L'EU-NAVFOR MED à l'automne 2015 (© : EU-NAVFOR MED)

 

Comme l’opération Atalante, active depuis 2009 pour lutter contre la piraterie au large de la Somalie, Sophia entre dans le cadre de la Politique de Sécurité et de Défense Commune (PSDC) de l’Union Européenne. Son Comité, constitué d’ambassadeurs des pays membres de l’UE, lui donne ses directives. Commandée en mer depuis le Cavour, l’EU-NAVFOR Med est dirigée par un état-major international basé à Rome. C’est là que se trouve le contre-amiral français Hervé Bléjean, vice-commandant de l’opération, qui a accordé à Mer et Marine un long entretien afin de faire le point sur l’action de Sophia, son avenir et l’évolution de la situation en Méditerranée centrale.

 

MER ET MARINE : Pouvez-vous nous rappeler la genèse de cette opération ?

CA HERVE BLEJEAN : L’opération a été déclenchée suite au naufrage tragique survenu le 18 avril 2015 en Méditerranée. Un bateau supposé transporter 700 migrants a chaviré dans les eaux libyennes et, malgré tous les efforts déployés pour secourir les naufragés, moins d’une trentaine de personnes a survécu. Cette nouvelle catastrophe a fortement ému l’opinion publique et provoqué, le 20 avril, un sommet européen extraordinaire. Un plan en 10 points a été élaboré afin de bâtir la réponse globale de l’Union Européenne au problème de la crise migratoire en Méditerranée centrale. Le déclenchement de l’opération Sophia constitue l’un de ces points. C’est une partie de la solution, mais ce n’est pas la seule.

Quel est exactement le mandat de l’EU-NAVFOR Med et quels résultats ont été obtenus depuis ses débuts ?

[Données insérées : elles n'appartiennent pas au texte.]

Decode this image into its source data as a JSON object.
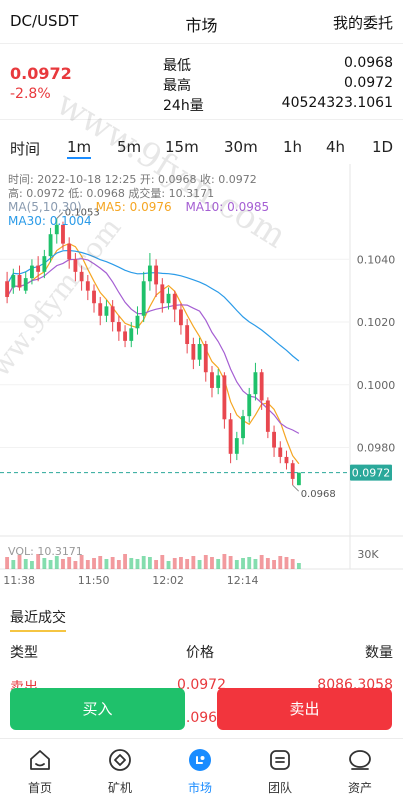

Il s’agit de démanteler les réseaux criminels qui, en Méditerranée centrale, axent leur activité sur la migration irrégulière.  L’opération  a été officiellement lancée le 22 juin 2015 et son premier mandat va jusqu’au 27 juillet 2016, soit un an après la déclaration de capacité opérationnelle, intervenue 35 jours après le déclenchement de Sophia. Depuis le début de l’opération, nous avons interpellé 46 présumés passeurs ou facilitateurs qui ont été remis aux autorités italiennes pour faire ensuite l’objet de poursuites judiciaires. Dans le même temps, nous avons détruit plus de 70 bateaux utilisés pour le transport de migrants, de manière à ce qu’ils ne puissent pas servir de nouveau.

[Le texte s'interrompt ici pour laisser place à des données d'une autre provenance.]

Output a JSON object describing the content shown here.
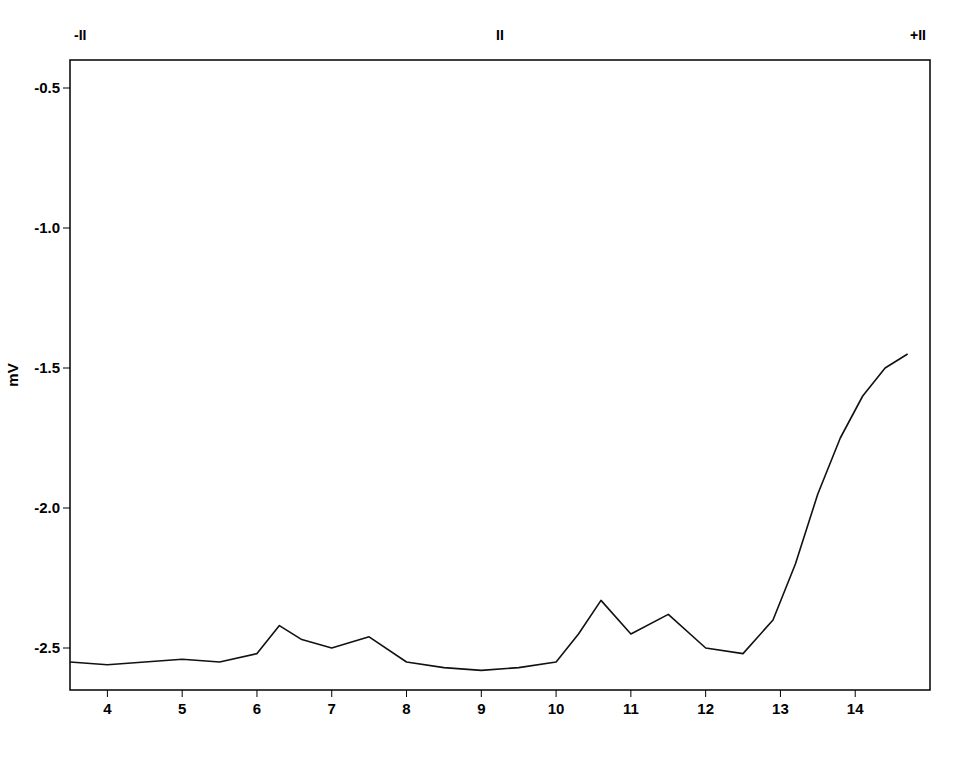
{
  "chart_data": {
    "type": "line",
    "y_label": "mV",
    "annotations": [
      "-II",
      "II",
      "+II"
    ],
    "x": [
      3.5,
      4,
      4.5,
      5,
      5.5,
      6,
      6.3,
      6.6,
      7,
      7.5,
      8,
      8.5,
      9,
      9.5,
      10,
      10.3,
      10.6,
      11,
      11.5,
      12,
      12.5,
      12.9,
      13.2,
      13.5,
      13.8,
      14.1,
      14.4,
      14.7
    ],
    "series": [
      {
        "name": "mV",
        "color": "#111111",
        "values": [
          -2.55,
          -2.56,
          -2.55,
          -2.54,
          -2.55,
          -2.52,
          -2.42,
          -2.47,
          -2.5,
          -2.46,
          -2.55,
          -2.57,
          -2.58,
          -2.57,
          -2.55,
          -2.45,
          -2.33,
          -2.45,
          -2.38,
          -2.5,
          -2.52,
          -2.4,
          -2.2,
          -1.95,
          -1.75,
          -1.6,
          -1.5,
          -1.45
        ]
      }
    ],
    "xlim": [
      3.5,
      15
    ],
    "xticks": [
      4,
      5,
      6,
      7,
      8,
      9,
      10,
      11,
      12,
      13,
      14
    ],
    "ylim": [
      -2.65,
      -0.4
    ],
    "yticks": [
      -2.5,
      {
        "value": -2,
        "label": "-2.0"
      },
      -1.5,
      {
        "value": -1,
        "label": "-1.0"
      },
      -0.5
    ],
    "grid": false
  }
}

Les bâtiments engagés dans cette opération ont également secouru un peu plus de 9000 personnes, bien que le sauvetage n’apparaisse pas clairement dans le mandat de l’EU-NAVFOR Med…

Rien n’est effectivement mentionné en matière de secours en mer car c’est en fait une mission implicite. Tout navire a en en effet légalement et moralement un devoir d’assistance. Au-delà du fait qu’on ne peut évidemment laisser mourir des gens en mer, le sauvetage des migrants a également un intérêt opérationnel. Car, lors des phases de dialogue avec les naufragés, ceux qui veulent bien parler livrent de précieux renseignements qui nous aident à affiner notre connaissance des modes opératoires et du savoir-faire des réseaux.

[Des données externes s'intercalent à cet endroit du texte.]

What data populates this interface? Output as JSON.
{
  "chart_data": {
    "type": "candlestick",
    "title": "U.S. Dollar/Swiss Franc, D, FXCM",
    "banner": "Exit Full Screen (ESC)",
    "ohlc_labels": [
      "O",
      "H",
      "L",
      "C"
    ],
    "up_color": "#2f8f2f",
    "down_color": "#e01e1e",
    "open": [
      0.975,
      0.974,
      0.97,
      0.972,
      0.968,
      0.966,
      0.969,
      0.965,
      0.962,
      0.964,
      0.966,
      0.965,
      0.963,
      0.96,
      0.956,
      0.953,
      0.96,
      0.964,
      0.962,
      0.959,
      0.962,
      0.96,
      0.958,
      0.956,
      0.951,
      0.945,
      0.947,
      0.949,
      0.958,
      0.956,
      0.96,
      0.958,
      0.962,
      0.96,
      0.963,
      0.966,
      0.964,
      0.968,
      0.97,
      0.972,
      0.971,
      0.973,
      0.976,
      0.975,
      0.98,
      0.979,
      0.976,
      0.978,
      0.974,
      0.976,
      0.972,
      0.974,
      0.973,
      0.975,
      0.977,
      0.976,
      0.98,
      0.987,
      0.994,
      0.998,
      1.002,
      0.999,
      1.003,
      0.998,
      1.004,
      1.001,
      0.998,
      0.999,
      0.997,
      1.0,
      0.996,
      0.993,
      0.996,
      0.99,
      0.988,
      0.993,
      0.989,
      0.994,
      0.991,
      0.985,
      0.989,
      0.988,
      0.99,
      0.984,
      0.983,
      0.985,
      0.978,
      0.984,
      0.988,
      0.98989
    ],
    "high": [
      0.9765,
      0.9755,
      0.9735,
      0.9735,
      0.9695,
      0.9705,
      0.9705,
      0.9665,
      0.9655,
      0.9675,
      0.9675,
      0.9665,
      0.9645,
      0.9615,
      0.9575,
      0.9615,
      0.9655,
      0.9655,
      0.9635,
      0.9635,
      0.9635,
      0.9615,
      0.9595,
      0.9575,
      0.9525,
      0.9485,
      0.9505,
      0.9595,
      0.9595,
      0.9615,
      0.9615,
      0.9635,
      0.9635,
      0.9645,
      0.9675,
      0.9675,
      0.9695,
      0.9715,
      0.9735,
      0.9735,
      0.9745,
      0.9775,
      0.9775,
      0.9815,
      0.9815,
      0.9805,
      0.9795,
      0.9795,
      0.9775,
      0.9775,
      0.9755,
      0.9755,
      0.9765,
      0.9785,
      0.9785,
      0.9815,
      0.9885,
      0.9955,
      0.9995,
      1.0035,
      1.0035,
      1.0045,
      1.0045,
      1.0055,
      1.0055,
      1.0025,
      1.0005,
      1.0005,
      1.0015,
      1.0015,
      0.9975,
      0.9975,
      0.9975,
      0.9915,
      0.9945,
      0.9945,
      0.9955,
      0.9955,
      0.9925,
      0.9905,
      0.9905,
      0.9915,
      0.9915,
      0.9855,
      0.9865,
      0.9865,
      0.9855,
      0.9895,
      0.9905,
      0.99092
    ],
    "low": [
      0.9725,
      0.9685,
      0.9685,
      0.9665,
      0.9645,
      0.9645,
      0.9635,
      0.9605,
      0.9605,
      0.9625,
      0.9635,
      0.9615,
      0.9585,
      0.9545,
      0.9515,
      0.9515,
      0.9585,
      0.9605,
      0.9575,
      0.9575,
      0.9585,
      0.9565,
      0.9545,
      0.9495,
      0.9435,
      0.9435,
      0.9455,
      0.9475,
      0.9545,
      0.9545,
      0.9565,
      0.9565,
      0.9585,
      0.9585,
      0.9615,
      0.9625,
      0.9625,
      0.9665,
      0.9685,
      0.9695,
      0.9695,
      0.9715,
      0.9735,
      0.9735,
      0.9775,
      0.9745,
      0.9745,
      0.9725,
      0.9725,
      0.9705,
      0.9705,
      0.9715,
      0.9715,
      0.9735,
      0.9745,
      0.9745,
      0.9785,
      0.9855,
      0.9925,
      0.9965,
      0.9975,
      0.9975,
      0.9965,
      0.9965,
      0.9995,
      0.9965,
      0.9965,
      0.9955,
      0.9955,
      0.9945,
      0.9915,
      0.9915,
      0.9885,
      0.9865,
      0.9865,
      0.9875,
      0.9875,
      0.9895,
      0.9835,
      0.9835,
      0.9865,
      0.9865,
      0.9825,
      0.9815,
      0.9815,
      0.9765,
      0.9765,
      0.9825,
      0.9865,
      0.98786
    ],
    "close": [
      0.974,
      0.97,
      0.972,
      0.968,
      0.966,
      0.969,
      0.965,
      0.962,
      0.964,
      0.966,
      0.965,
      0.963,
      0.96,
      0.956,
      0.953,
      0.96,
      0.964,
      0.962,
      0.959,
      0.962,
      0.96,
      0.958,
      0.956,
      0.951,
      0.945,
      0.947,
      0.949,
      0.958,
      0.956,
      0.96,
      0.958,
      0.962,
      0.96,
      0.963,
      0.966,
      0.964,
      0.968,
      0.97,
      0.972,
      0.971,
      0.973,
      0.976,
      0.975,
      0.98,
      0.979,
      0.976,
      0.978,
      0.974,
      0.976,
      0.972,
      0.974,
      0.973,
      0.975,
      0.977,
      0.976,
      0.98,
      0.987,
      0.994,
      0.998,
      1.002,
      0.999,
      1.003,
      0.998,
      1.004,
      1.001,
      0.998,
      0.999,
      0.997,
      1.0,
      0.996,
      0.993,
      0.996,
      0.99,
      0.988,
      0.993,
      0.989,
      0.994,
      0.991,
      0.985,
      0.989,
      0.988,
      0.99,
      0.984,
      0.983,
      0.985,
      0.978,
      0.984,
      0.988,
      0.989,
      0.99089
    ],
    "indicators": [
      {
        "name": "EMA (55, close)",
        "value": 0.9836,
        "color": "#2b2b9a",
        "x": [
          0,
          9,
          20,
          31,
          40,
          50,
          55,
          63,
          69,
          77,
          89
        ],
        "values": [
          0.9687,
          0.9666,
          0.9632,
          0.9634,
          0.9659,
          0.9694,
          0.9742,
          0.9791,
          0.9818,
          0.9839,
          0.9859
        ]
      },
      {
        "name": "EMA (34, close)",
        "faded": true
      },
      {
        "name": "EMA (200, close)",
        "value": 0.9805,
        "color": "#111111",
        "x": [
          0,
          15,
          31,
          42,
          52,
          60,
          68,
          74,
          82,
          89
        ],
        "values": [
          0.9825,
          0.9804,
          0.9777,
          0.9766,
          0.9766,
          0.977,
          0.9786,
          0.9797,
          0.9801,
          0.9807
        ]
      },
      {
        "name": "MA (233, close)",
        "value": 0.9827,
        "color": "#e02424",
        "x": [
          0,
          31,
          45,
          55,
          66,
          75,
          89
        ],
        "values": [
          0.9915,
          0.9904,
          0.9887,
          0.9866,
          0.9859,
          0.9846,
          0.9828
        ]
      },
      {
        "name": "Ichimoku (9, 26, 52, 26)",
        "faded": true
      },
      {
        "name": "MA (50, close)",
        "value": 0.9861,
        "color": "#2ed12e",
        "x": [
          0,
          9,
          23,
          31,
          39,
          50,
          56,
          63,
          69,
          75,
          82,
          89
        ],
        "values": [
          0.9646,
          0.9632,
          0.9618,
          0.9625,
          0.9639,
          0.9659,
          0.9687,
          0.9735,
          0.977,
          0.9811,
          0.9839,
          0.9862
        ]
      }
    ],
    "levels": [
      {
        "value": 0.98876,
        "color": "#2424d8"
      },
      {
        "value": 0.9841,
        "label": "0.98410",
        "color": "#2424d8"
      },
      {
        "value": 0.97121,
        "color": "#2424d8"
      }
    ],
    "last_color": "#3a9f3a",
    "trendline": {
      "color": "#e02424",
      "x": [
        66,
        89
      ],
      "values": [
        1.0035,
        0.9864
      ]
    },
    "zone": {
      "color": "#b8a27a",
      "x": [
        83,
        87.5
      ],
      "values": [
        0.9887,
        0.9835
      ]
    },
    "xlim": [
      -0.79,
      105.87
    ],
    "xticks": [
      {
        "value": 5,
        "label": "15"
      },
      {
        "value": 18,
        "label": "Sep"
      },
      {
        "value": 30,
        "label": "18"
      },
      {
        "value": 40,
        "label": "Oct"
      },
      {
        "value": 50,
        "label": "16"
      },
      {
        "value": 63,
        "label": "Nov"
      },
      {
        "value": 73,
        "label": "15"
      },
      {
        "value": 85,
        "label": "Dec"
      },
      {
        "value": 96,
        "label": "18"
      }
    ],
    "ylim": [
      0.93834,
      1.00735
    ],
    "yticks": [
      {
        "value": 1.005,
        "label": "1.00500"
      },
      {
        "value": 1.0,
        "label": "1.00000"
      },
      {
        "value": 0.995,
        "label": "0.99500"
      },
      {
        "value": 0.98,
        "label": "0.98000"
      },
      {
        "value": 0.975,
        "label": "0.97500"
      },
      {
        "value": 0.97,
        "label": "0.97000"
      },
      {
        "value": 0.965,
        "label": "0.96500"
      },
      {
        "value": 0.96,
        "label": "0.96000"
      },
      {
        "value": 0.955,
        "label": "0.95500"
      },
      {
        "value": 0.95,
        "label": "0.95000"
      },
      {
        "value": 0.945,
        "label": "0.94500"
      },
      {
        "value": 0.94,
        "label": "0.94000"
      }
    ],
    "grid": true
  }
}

Le renseignement a d’ailleurs été au cœur de la première phase de Sophia, où les moyens engagés se sont « contentés » de surveiller la zone et d’observer les trafics…

En effet. Cette première phase, déclenchée le 22 juin, a impliqué des moyens aériens et quatre bâtiments, le porte-aéronefs italien Cavour comme navire amiral, deux bâtiments allemands et un britannique. Pendant cette phase de montée en puissance, il s’agissait d’améliorer la connaissance de la zone et de recueillir des renseignements sur les modes d’action des passeurs. Cette phase nous a appris beaucoup de choses. Elle a permis d’avoir une connaissance complète des différents réseaux, de la façon dont ils agissent en mer et de comprendre comment ils sont organisés.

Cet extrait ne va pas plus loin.